Placement of individuals with Down syndrome in nursing homes has been a challenging issue for a number of years. In Illinois, many individuals with intellectual disabilities were sent to live in nursing homes in the past. However, not all of these individuals required this level of care – they didn’t have medical needs that required nursing home care. In 1987 a class action lawsuit was filed on behalf of these individuals who didn't need nursing home care and who were inappropriately placed. The outcome was the opportunity to live in more suitable residential facilities.
The focus for years has been getting people out of nursing homes who are inappropriately placed. The question that was asked, however, and one we frequently address is about getting a person with Down syndrome a place in a nursing home. The key is that the diagnosis of Down syndrome is never (in our experience) the diagnosis or the reason for providing services for a person with Down syndrome in a nursing home. However, there may be other diagnoses that require a level of care not available in the family home or the residential facility.

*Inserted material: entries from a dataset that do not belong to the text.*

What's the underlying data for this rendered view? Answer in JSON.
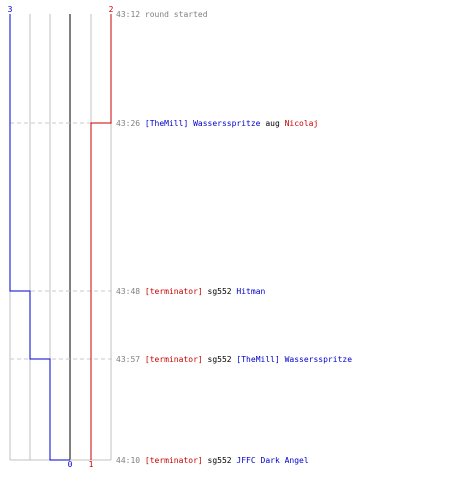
{
  "colors": {
    "team_left": "#0000cc",
    "team_right": "#cc0000",
    "grid": "#c0c0c0",
    "center_line": "#808080",
    "dashed": "#c8c8c8",
    "time_text": "#808080",
    "neutral_text": "#000000"
  },
  "chart_data": {
    "type": "line",
    "title": "",
    "x_ticks": [
      0,
      1,
      2,
      3
    ],
    "series": [
      {
        "name": "",
        "team": "left",
        "values": [
          3,
          3,
          2,
          1,
          0
        ]
      },
      {
        "name": "",
        "team": "right",
        "values": [
          2,
          1,
          1,
          1,
          1
        ]
      }
    ],
    "start_label": {
      "x": 3,
      "text": "3"
    },
    "end_labels": [
      {
        "team": "left",
        "text": "0"
      },
      {
        "team": "right",
        "text": "1"
      }
    ],
    "top_right_label": "2",
    "events": [
      {
        "time": "43:12",
        "parts": [
          {
            "text": "round started",
            "color": "time"
          }
        ]
      },
      {
        "time": "43:26",
        "parts": [
          {
            "text": "[TheMill] Wassersspritze",
            "color": "left"
          },
          {
            "text": " aug ",
            "color": "neutral"
          },
          {
            "text": "Nicolaj",
            "color": "right"
          }
        ]
      },
      {
        "time": "43:48",
        "parts": [
          {
            "text": "[terminator]",
            "color": "right"
          },
          {
            "text": " sg552 ",
            "color": "neutral"
          },
          {
            "text": "Hitman",
            "color": "left"
          }
        ]
      },
      {
        "time": "43:57",
        "parts": [
          {
            "text": "[terminator]",
            "color": "right"
          },
          {
            "text": " sg552 ",
            "color": "neutral"
          },
          {
            "text": "[TheMill] Wassersspritze",
            "color": "left"
          }
        ]
      },
      {
        "time": "44:10",
        "parts": [
          {
            "text": "[terminator]",
            "color": "right"
          },
          {
            "text": " sg552 ",
            "color": "neutral"
          },
          {
            "text": "JFFC Dark Angel",
            "color": "left"
          }
        ]
      }
    ]
  }
}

Sometimes a short stay is needed. This may be for:
Sometimes long-term care may require nursing home care. In our experience, some examples have included individuals who:
Have developed Alzheimer disease
Have developed complications from an illness
Require care for medical devices
One could argue that some of that care could or should be given in one’s own home whether it be the family home or a residential facility. This is often a valid argument but one that has been discussed for much longer for people without intellectual disabilities for whom sometimes the only available solution is nursing home care. In-home care may be preferred by some and may be cheaper in some situations but the level of care needed is often not available except in a nursing home at this time.

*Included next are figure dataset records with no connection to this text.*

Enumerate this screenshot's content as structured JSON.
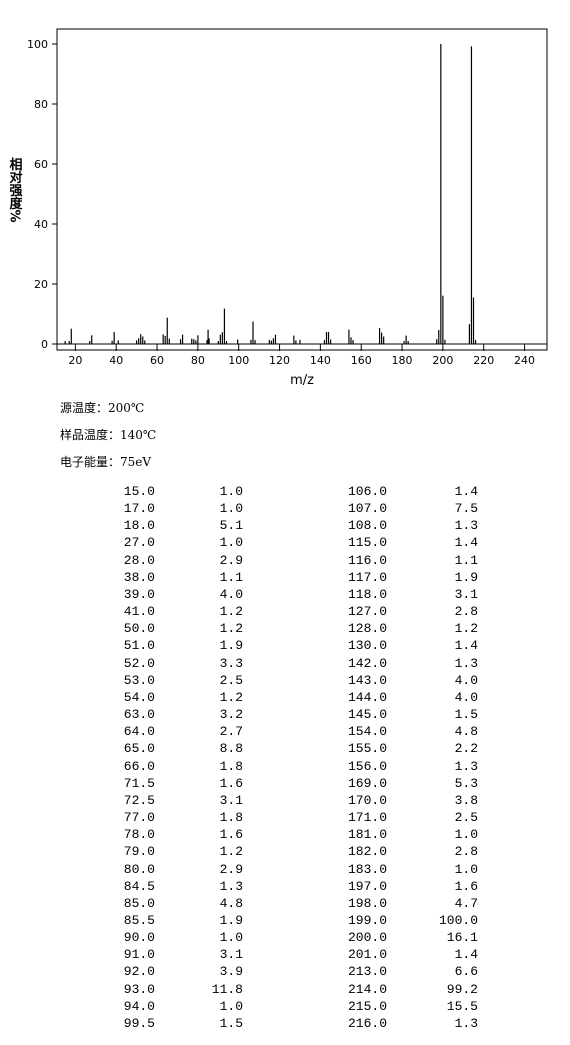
{
  "chart_data": {
    "type": "stick",
    "x_label": "m/z",
    "y_label": "相对强度%",
    "x": [
      15,
      17,
      18,
      27,
      28,
      38,
      39,
      41,
      50,
      51,
      52,
      53,
      54,
      63,
      64,
      65,
      66,
      71.5,
      72.5,
      77,
      78,
      79,
      80,
      84.5,
      85,
      85.5,
      90,
      91,
      92,
      93,
      94,
      99.5,
      106,
      107,
      108,
      115,
      116,
      117,
      118,
      127,
      128,
      130,
      142,
      143,
      144,
      145,
      154,
      155,
      156,
      169,
      170,
      171,
      181,
      182,
      183,
      197,
      198,
      199,
      200,
      201,
      213,
      214,
      215,
      216
    ],
    "values": [
      1.0,
      1.0,
      5.1,
      1.0,
      2.9,
      1.1,
      4.0,
      1.2,
      1.2,
      1.9,
      3.3,
      2.5,
      1.2,
      3.2,
      2.7,
      8.8,
      1.8,
      1.6,
      3.1,
      1.8,
      1.6,
      1.2,
      2.9,
      1.3,
      4.8,
      1.9,
      1.0,
      3.1,
      3.9,
      11.8,
      1.0,
      1.5,
      1.4,
      7.5,
      1.3,
      1.4,
      1.1,
      1.9,
      3.1,
      2.8,
      1.2,
      1.4,
      1.3,
      4.0,
      4.0,
      1.5,
      4.8,
      2.2,
      1.3,
      5.3,
      3.8,
      2.5,
      1.0,
      2.8,
      1.0,
      1.6,
      4.7,
      100.0,
      16.1,
      1.4,
      6.6,
      99.2,
      15.5,
      1.3
    ],
    "color": "#000000",
    "xlim": [
      11,
      251
    ],
    "xticks": [
      20,
      40,
      60,
      80,
      100,
      120,
      140,
      160,
      180,
      200,
      220,
      240
    ],
    "ylim": [
      -2,
      105
    ],
    "yticks": [
      0,
      20,
      40,
      60,
      80,
      100
    ]
  },
  "info": [
    "源温度：200℃",
    "样品温度：140℃",
    "电子能量：75eV"
  ],
  "table": {
    "rows": [
      [
        "15.0",
        "1.0",
        "106.0",
        "1.4"
      ],
      [
        "17.0",
        "1.0",
        "107.0",
        "7.5"
      ],
      [
        "18.0",
        "5.1",
        "108.0",
        "1.3"
      ],
      [
        "27.0",
        "1.0",
        "115.0",
        "1.4"
      ],
      [
        "28.0",
        "2.9",
        "116.0",
        "1.1"
      ],
      [
        "38.0",
        "1.1",
        "117.0",
        "1.9"
      ],
      [
        "39.0",
        "4.0",
        "118.0",
        "3.1"
      ],
      [
        "41.0",
        "1.2",
        "127.0",
        "2.8"
      ],
      [
        "50.0",
        "1.2",
        "128.0",
        "1.2"
      ],
      [
        "51.0",
        "1.9",
        "130.0",
        "1.4"
      ],
      [
        "52.0",
        "3.3",
        "142.0",
        "1.3"
      ],
      [
        "53.0",
        "2.5",
        "143.0",
        "4.0"
      ],
      [
        "54.0",
        "1.2",
        "144.0",
        "4.0"
      ],
      [
        "63.0",
        "3.2",
        "145.0",
        "1.5"
      ],
      [
        "64.0",
        "2.7",
        "154.0",
        "4.8"
      ],
      [
        "65.0",
        "8.8",
        "155.0",
        "2.2"
      ],
      [
        "66.0",
        "1.8",
        "156.0",
        "1.3"
      ],
      [
        "71.5",
        "1.6",
        "169.0",
        "5.3"
      ],
      [
        "72.5",
        "3.1",
        "170.0",
        "3.8"
      ],
      [
        "77.0",
        "1.8",
        "171.0",
        "2.5"
      ],
      [
        "78.0",
        "1.6",
        "181.0",
        "1.0"
      ],
      [
        "79.0",
        "1.2",
        "182.0",
        "2.8"
      ],
      [
        "80.0",
        "2.9",
        "183.0",
        "1.0"
      ],
      [
        "84.5",
        "1.3",
        "197.0",
        "1.6"
      ],
      [
        "85.0",
        "4.8",
        "198.0",
        "4.7"
      ],
      [
        "85.5",
        "1.9",
        "199.0",
        "100.0"
      ],
      [
        "90.0",
        "1.0",
        "200.0",
        "16.1"
      ],
      [
        "91.0",
        "3.1",
        "201.0",
        "1.4"
      ],
      [
        "92.0",
        "3.9",
        "213.0",
        "6.6"
      ],
      [
        "93.0",
        "11.8",
        "214.0",
        "99.2"
      ],
      [
        "94.0",
        "1.0",
        "215.0",
        "15.5"
      ],
      [
        "99.5",
        "1.5",
        "216.0",
        "1.3"
      ]
    ]
  }
}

For group homes (residential facilities), sometimes it comes down to a philosophical approach. Some agencies have decided to care for the individuals with intellectual disabilities throughout their lives. They adjust their services based on the individual's needs and the changing health issues. Others have clearly defined their mission as caring for and habilitation of people with intellectual disabilities and don't see themselves as having the resources or expertise to care for these other issues that arise (for example advanced Alzheimer disease). I don't think there is necessarily a right or wrong approach but it needs to be clearly defined and discussed.
In whatever setting a person lives, we recommend:
make a good and realistic assessment of the individual's needs and the capabilities of the home where he lives to provide for these needs (including state regulations for care – for example, residential facilities are usually not licensed to provide intravenous medications)
explore in-home assistance options
discuss the philosophical approach with the agency if the person lives in a residential facility
explore nursing home or other options
The question posed was regarding how one qualifies for the nursing home. The key for us has been using the diagnosis for which the nursing home care is needed and not using "Down syndrome" as the diagnosis. As previously noted, we have not seen an individual for whom the diagnosis of Down syndrome made them an appropriate person to go to a nursing home. On the other hand, we have seen many individuals who have a diagnosis of Alzheimer disease, for example, who also happen to have Down syndrome. In some cases, having the diagnosis of Alzheimer disease made them appropriate for placement in a nursing home. The emphasis has to be on the diagnosis (and thus the need) for nursing home placement and not on Down syndrome.